Once the largest employer in the city of Somerville, the old Ames Safety Envelope Factory in Somerville is long shutdown, no longer churning out volumes of paper. But there’s still a fury of activity happening in the old warehouse on Tyler Street.
The space is home to Artisan’s Asylum, a coworking space churning out robots, sculptures and fire-breathers on the reg. Currently, the 31,000 square foot site boasts 150 active members, runs 23 classes and offers six different tool trainings this month alone, and it’s only been open since November. Badass, if you ask me.
We grabbed a few minutes with Gui Cavalcanti, the president and co-founder of Artisan’s Asylum, to chat about his ambitious adventures and the new coworking trend sweeping the east coast.

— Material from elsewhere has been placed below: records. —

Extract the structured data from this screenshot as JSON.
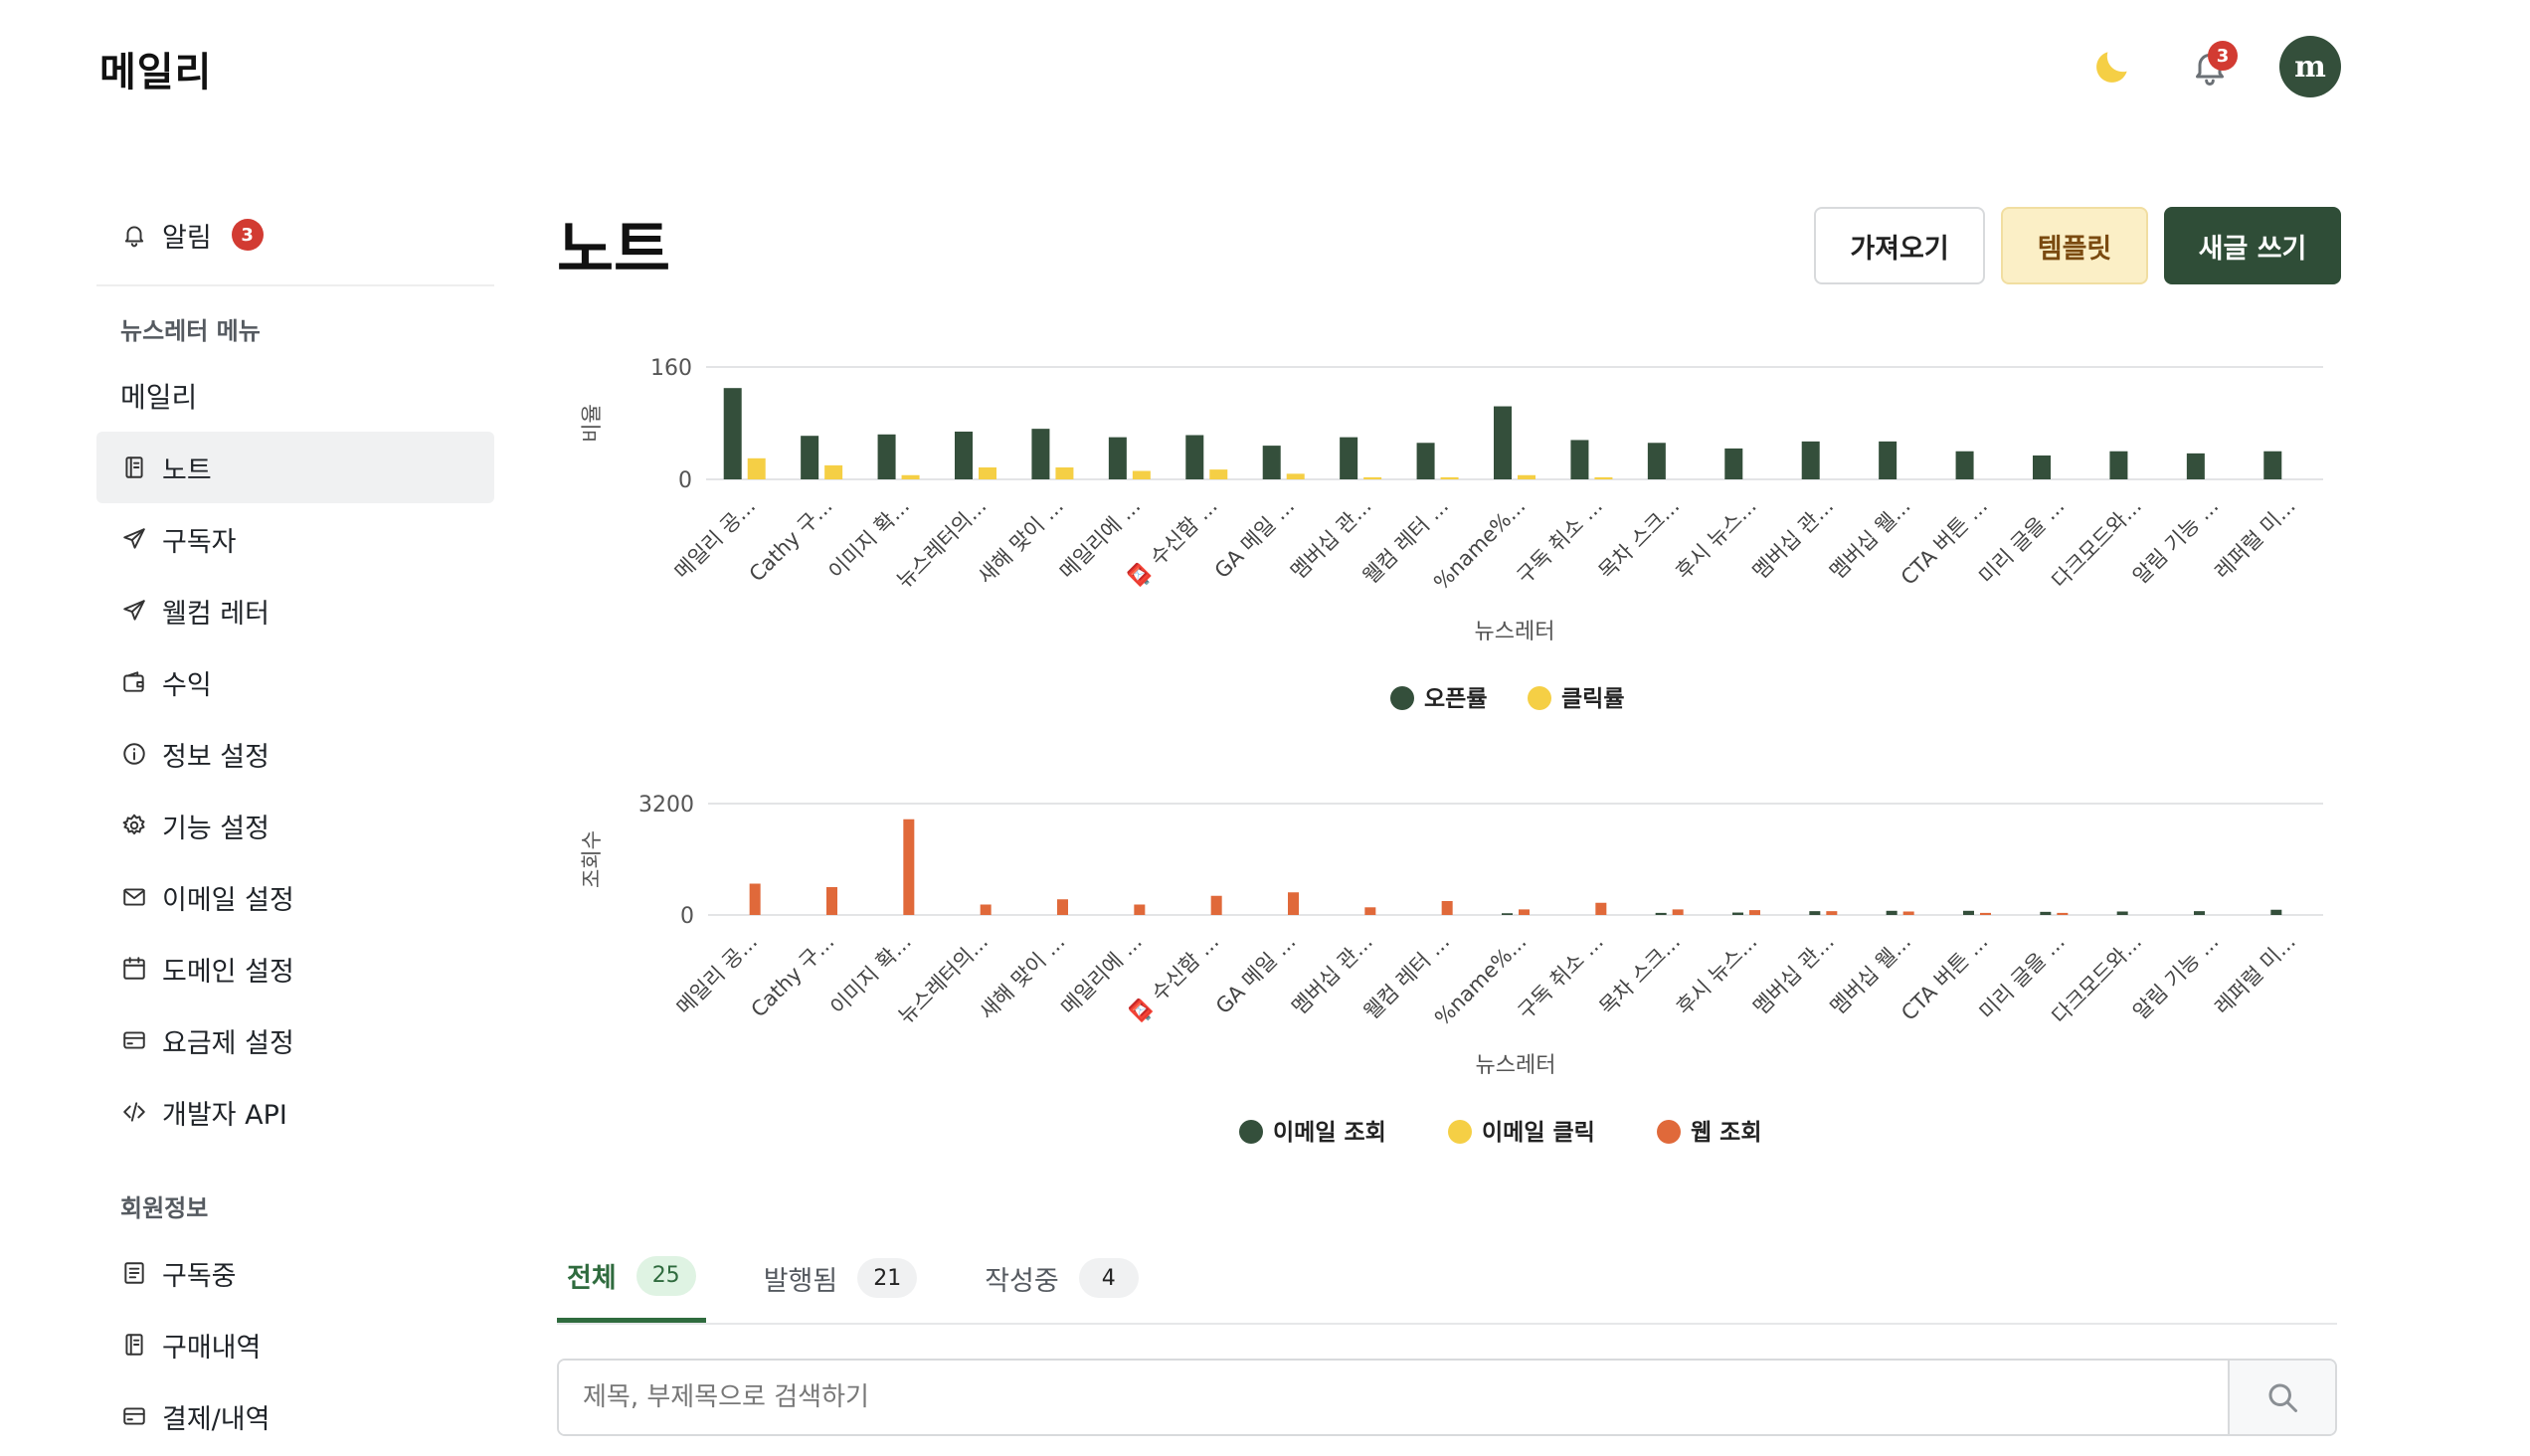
{
  "app": {
    "logo": "메일리"
  },
  "header": {
    "notification_count": "3",
    "avatar_text": "m",
    "theme_icon": "moon-icon"
  },
  "sidebar": {
    "alert": {
      "label": "알림",
      "badge": "3"
    },
    "section_newsletter": "뉴스레터 메뉴",
    "newsletter_name": "메일리",
    "items": [
      {
        "label": "노트",
        "icon": "notebook-icon",
        "active": true
      },
      {
        "label": "구독자",
        "icon": "send-icon"
      },
      {
        "label": "웰컴 레터",
        "icon": "send-icon"
      },
      {
        "label": "수익",
        "icon": "wallet-icon"
      },
      {
        "label": "정보 설정",
        "icon": "info-icon"
      },
      {
        "label": "기능 설정",
        "icon": "gear-icon"
      },
      {
        "label": "이메일 설정",
        "icon": "mail-icon"
      },
      {
        "label": "도메인 설정",
        "icon": "calendar-icon"
      },
      {
        "label": "요금제 설정",
        "icon": "card-icon"
      },
      {
        "label": "개발자 API",
        "icon": "code-icon"
      }
    ],
    "section_member": "회원정보",
    "member_items": [
      {
        "label": "구독중",
        "icon": "list-icon"
      },
      {
        "label": "구매내역",
        "icon": "notebook-icon"
      },
      {
        "label": "결제/내역",
        "icon": "card-icon"
      }
    ]
  },
  "main": {
    "title": "노트",
    "buttons": {
      "import": "가져오기",
      "template": "템플릿",
      "new_post": "새글 쓰기"
    }
  },
  "colors": {
    "green": "#344f3b",
    "yellow": "#f5cf45",
    "orange": "#e0693a"
  },
  "chart_data": [
    {
      "type": "bar",
      "xlabel": "뉴스레터",
      "ylabel": "비율",
      "ylim": [
        0,
        160
      ],
      "yticks": [
        0,
        160
      ],
      "grid": true,
      "legend_position": "bottom",
      "categories": [
        "메일리 공...",
        "Cathy 구...",
        "이미지 확...",
        "뉴스레터의...",
        "새해 맞이 ...",
        "메일리에 ...",
        "📮 수신함 ...",
        "GA 메일 ...",
        "멤버십 관...",
        "웰컴 레터 ...",
        "%name%...",
        "구독 취소 ...",
        "목차 스크...",
        "후시 뉴스...",
        "멤버십 관...",
        "멤버십 웰...",
        "CTA 버튼 ...",
        "미리 글을 ...",
        "다크모드와...",
        "알림 기능 ...",
        "레퍼럴 미..."
      ],
      "series": [
        {
          "name": "오픈률",
          "color": "#344f3b",
          "values": [
            130,
            62,
            64,
            68,
            72,
            60,
            63,
            48,
            60,
            52,
            104,
            56,
            52,
            44,
            54,
            54,
            40,
            34,
            40,
            37,
            40
          ]
        },
        {
          "name": "클릭률",
          "color": "#f5cf45",
          "values": [
            30,
            20,
            6,
            17,
            17,
            12,
            14,
            8,
            3,
            3,
            6,
            3,
            0,
            0,
            0,
            0,
            0,
            0,
            0,
            0,
            0
          ]
        }
      ]
    },
    {
      "type": "bar",
      "xlabel": "뉴스레터",
      "ylabel": "조회수",
      "ylim": [
        0,
        3200
      ],
      "yticks": [
        0,
        3200
      ],
      "grid": true,
      "legend_position": "bottom",
      "categories": [
        "메일리 공...",
        "Cathy 구...",
        "이미지 확...",
        "뉴스레터의...",
        "새해 맞이 ...",
        "메일리에 ...",
        "📮 수신함 ...",
        "GA 메일 ...",
        "멤버십 관...",
        "웰컴 레터 ...",
        "%name%...",
        "구독 취소 ...",
        "목차 스크...",
        "후시 뉴스...",
        "멤버십 관...",
        "멤버십 웰...",
        "CTA 버튼 ...",
        "미리 글을 ...",
        "다크모드와...",
        "알림 기능 ...",
        "레퍼럴 미..."
      ],
      "series": [
        {
          "name": "이메일 조회",
          "color": "#344f3b",
          "values": [
            0,
            0,
            0,
            0,
            0,
            0,
            0,
            0,
            0,
            0,
            50,
            0,
            60,
            70,
            110,
            120,
            120,
            90,
            100,
            110,
            150
          ]
        },
        {
          "name": "이메일 클릭",
          "color": "#f5cf45",
          "values": [
            0,
            0,
            0,
            0,
            0,
            0,
            0,
            0,
            0,
            0,
            0,
            0,
            0,
            0,
            0,
            0,
            0,
            0,
            0,
            0,
            0
          ]
        },
        {
          "name": "웹 조회",
          "color": "#e0693a",
          "values": [
            900,
            800,
            2750,
            300,
            450,
            300,
            550,
            650,
            220,
            400,
            160,
            350,
            160,
            140,
            110,
            100,
            60,
            60,
            0,
            0,
            0
          ]
        }
      ]
    }
  ],
  "tabs": [
    {
      "label": "전체",
      "count": "25",
      "active": true
    },
    {
      "label": "발행됨",
      "count": "21"
    },
    {
      "label": "작성중",
      "count": "4"
    }
  ],
  "search": {
    "placeholder": "제목, 부제목으로 검색하기"
  }
}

How did you come up with the idea for Artisan’s Asylum?
It was a selfish personal thing. My cofounder Jenn Martinez and I wanted a place to work on our own craft. I make robots and need heavy machines that you can’t really put in a house or a garage. From the get-go, I made it a manufacturing space for all my equipment. Plus, these tools are also expensive, so everyone needed to pitch in.
What was your next move?
In April or May when we were in a smaller space, a volunteer asked me, “What are you going to do with this?” The Asylum was all volunteer run at the time, and we didn’t have the money for a full time staff. It was very painful to keep it going.
We did the math on the business plan to figure out how to expand and pay salaries. We realized we needed a 25,000-30,000 square foot space to rent studios, so we decided to dedicate over half of a new space to studio rentals. We approached the city of Somerville to find new spot, and on November 1, we moved into the Ames complex.
What type of people work at the Artisan’s Asylum?
It’s a mix of people who rent their own small personal spaces, and the rest is shared areas – classrooms, social space, welding, woodworking and a bike shop, all with communal access.
Tell me more about these classes you offer.
We are offering 30 classes in January alone and only three or four of those haven’t sold out. Introduction to TIG welding is our most popular class – it’s routinely sold out every single time it’s offered.
We also have a foam fabrication class, which is essentially sculpting foam into large, organized shapes.
I teach an intro to robotics course. It’s a 20 person class. Basically, the students build robots.
Where do you find the teachers?
A lot of them came out of the woodwork, but I did put out a couple of calls for instructors. We actally pay instructors based on a percentage, so its in their best interest to promote their classes and sell them out.
Fire-Eating & Fleshing – what’s up with that? How’d you find those teachers?
They’re two fire-performers who do circus acts – swallowing fire and fleshing, which is putting fire on their skin.
So, besides the fire classes, what truly makes you different from other coworking spaces around town?
I liken it to working for Google without working for a giant corporation. People have to come down and see it to believe it. Everybody has their own thing going. One person filled their space with stuffed animals. There’s a beer-brewing assembly plant. One guy runs a high-end home furnishing operation. It’s this very organized, professional-looking space next to someone building robots on the fly. Everyone brings their own personality into the space and makes the studio into their own.
But we’re not an isolated case. This style of manufacturing and hacker spaces, they’re a bit of a revolution across the country. We advised Marty Walsh as he opened Headquarters Boston. Then there’s Fringe in Somerville and 3rd Ward in NYC. They all have some subset of space for studios and shared manufacturing equipment. There’s an apparent coworking theme in regards to actually making something and not just having a shared office space. It’s crazy how largely coordinated the movement is – we’re all looking at each other for models.
What do you ultimately hope to achieve with Artisan’s Asylum?
Right now I’m focused on solidifying membership and organizing the shop. I want to make sure that the infrastructure is fully in place. Once we’re solidly paying the bills and making money, I want to explore grants to the community like design and engineering programs.
I went to engineering school on a scholarship, but it would’ve cost me over $100,000 if I didn’t have that scholarship. I want to teach design engineering at one percent of the price for the community, and make it something that’s widespread and accessible, not just something that you have to go to school for.